Seriously … Briefly, the scientific evidence is overwhelming that at present, African-Americans on average are not as intelligent as non-black Americans, with intelligence being defined in the standard as sense as the traits that can be measured with pencil and paper cognitive problems that correlate with school and job performance.

So far, no good theoretical reasons have been put forward for why this noticeable but not immense gap in cognitive abilities could not possibly be genetic in sizable measure.

On the other hand, final proof that genes do play a role in The Gap hasn’t arrived yet. The discovery of the existence of the Flynn Effect several decades ago shows that these can be complex questions with unexpected answers.

But the infrastructure that might be able to deliver that proof is being assembled for other purposes. I would suggest that public intellectuals who are ill-equipped to engage in the actual scientific research should be thinking about two questions:

First, is there a more persuasive theory for explaining African-American cognitive underachievement in 2020 than merely shouting ever-louder about the events of the ever-receding past such as Emmett Till and redlining? In reality, of course, progressives have dominated all aspects of our culture when it comes to race for about three score years. Perhaps the failure of blacks to catch up with, say, Mexican-Americans in 2020 has less to do with 1619 and more to do with the conventional wisdom that emerged in, say, 1969 and has only grown more dogmatic since then. Perhaps blacks' performance in America is mediocre in 2020 less because they were oppressed in 1619 than because they were coddled in 2019?

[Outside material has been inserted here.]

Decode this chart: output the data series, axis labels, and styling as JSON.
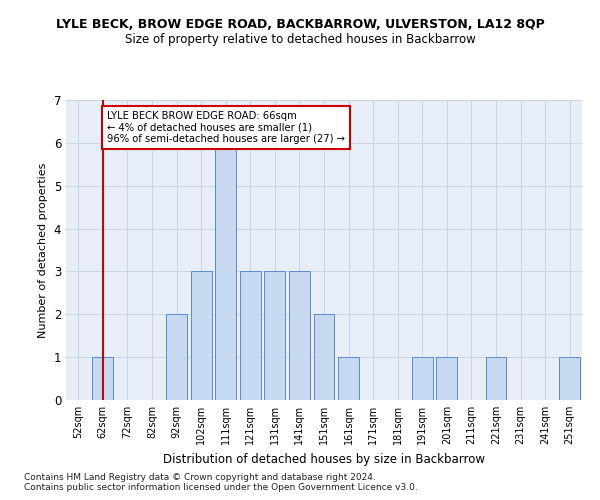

What could we change in 21st Century American culture to improve the behavior of African-Americans so that they don’t commit so many murders and so they try harder in school?

Secondly, public intellectuals should be pondering how best to prepare the public for the likely deluge of scientific discoveries that will completely undermine most of the propaganda of recent decades. Rather than doubling down on their old favorite — “The Bell Curve couldn’t possibly be scientifically true because that would mean … HITLER WAS RIGHT!”—platformed public intellectuals should be thinking about how to prepare for their graceful retreats. For example, admitting that even if Charles Murray turned out to be right, that doesn’t mean we should invade Poland.